Os(as) trabalhadores(as) da Rede Municipal de Educação de Goiânia, que estão em greve desde o último dia 12 de maio, realizaram na manhã desta terça-feira, 19 de maio, uma assembleia da categoria no CEPAL do Setor Sul, que deliberou pela suspensão do movimento grevista. A atividade foi organizada pelo SINTEGO e reuniu Professores(as) e Administrativos(as) que atuam nas escolas, CMEIs e creches do município.
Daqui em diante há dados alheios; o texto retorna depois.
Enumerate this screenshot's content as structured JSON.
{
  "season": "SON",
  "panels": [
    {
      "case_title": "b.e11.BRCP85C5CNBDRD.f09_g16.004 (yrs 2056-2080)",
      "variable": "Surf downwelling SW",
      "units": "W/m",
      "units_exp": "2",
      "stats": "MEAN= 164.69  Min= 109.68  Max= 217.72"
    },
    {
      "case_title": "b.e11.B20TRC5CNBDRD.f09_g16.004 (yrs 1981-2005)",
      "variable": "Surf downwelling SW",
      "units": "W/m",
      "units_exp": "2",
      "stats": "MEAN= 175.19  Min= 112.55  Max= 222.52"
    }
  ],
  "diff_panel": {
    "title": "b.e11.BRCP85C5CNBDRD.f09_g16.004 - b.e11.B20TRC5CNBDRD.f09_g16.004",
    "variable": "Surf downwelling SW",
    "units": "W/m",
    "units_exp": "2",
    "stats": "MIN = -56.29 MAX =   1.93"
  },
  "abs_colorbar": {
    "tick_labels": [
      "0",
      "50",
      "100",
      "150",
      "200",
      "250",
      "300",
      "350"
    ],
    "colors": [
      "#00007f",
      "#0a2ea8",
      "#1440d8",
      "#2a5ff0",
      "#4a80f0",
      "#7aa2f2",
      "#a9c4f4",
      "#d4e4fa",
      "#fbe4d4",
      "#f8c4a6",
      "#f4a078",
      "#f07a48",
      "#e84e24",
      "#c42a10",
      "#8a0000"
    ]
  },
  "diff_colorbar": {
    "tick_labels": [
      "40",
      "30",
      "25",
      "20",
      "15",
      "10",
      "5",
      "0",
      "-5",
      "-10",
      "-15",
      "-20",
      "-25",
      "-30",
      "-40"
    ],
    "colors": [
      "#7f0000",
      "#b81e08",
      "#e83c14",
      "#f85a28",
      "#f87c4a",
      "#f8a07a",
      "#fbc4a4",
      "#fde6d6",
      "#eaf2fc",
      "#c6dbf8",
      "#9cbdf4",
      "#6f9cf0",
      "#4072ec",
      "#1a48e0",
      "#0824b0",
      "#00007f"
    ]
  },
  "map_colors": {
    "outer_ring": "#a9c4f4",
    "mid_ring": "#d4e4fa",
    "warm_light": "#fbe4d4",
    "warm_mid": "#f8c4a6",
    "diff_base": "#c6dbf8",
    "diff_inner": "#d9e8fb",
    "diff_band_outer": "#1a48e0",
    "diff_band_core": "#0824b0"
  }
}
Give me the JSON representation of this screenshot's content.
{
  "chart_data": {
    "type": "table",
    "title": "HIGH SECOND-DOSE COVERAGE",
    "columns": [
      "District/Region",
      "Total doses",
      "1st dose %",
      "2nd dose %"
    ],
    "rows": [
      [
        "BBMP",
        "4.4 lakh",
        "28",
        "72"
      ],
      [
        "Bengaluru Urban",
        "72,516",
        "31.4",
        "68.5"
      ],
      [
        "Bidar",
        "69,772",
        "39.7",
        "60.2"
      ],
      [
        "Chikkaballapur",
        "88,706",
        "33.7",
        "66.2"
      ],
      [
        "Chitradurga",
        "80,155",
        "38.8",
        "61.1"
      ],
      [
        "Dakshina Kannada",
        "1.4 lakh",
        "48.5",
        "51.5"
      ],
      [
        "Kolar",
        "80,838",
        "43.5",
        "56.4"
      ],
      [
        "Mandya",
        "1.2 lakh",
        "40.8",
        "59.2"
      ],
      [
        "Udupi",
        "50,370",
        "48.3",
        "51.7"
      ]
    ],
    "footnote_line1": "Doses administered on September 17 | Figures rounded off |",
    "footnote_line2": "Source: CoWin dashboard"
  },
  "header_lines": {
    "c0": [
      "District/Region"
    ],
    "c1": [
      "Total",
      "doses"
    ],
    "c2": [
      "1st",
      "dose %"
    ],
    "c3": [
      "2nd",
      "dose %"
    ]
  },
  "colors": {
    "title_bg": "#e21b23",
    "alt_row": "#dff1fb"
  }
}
A greve da categoria foi aprovada em Assembleia Deliberativa realizada pelo sindicato no dia 7 de maio, após a falta de avanços nas negociações com a Prefeitura de Goiânia e a ausência de respostas concretas às principais reivindicações apresentadas pelos(as) trabalhadores(as) da educação municipal.
Entre as pautas defendidas pela categoria estão o Plano de Carreira dos(as) Administrativos(as); a Data-Base 2026 dos(as) Administrativos(as); o retroativo do Piso do Magistério 2026; a implementação do Piso Nacional dos(as) Administrativos(as) da Educação (PL 2531/21); a aplicação da Lei do Descongela (Lei nº 226/26); o pagamento das progressões de Professores(as) e Administrativos(as); além da convocação dos(as) aprovados(as) no concurso público da rede municipal.
A categoria também reivindica melhorias relacionadas ao IMAS, inclusão escolar e nos CMEIs, além de cobrar posicionamento da administração municipal sobre a terceirização da merenda escolar em Goiânia.
Outras demandas apresentadas pelos(as) trabalhadores(as) envolvem a sobrecarga de trabalho burocrático, como a plataformização das atividades, a falta de autonomia pedagógica, o elevado número de avaliações externas ; além da situação dos(as) readaptados(as) de função/cargo.
Encaminhamentos
Durante a assembleia, foi apresentado aos trabalhadores(as) a proposta assinada pelo SINTEGO junto ao Tribunal de Justiça de Goiás, encaminhada após audiência pública realizada na tarde de segunda-feira, 18 de maio, no TJGO.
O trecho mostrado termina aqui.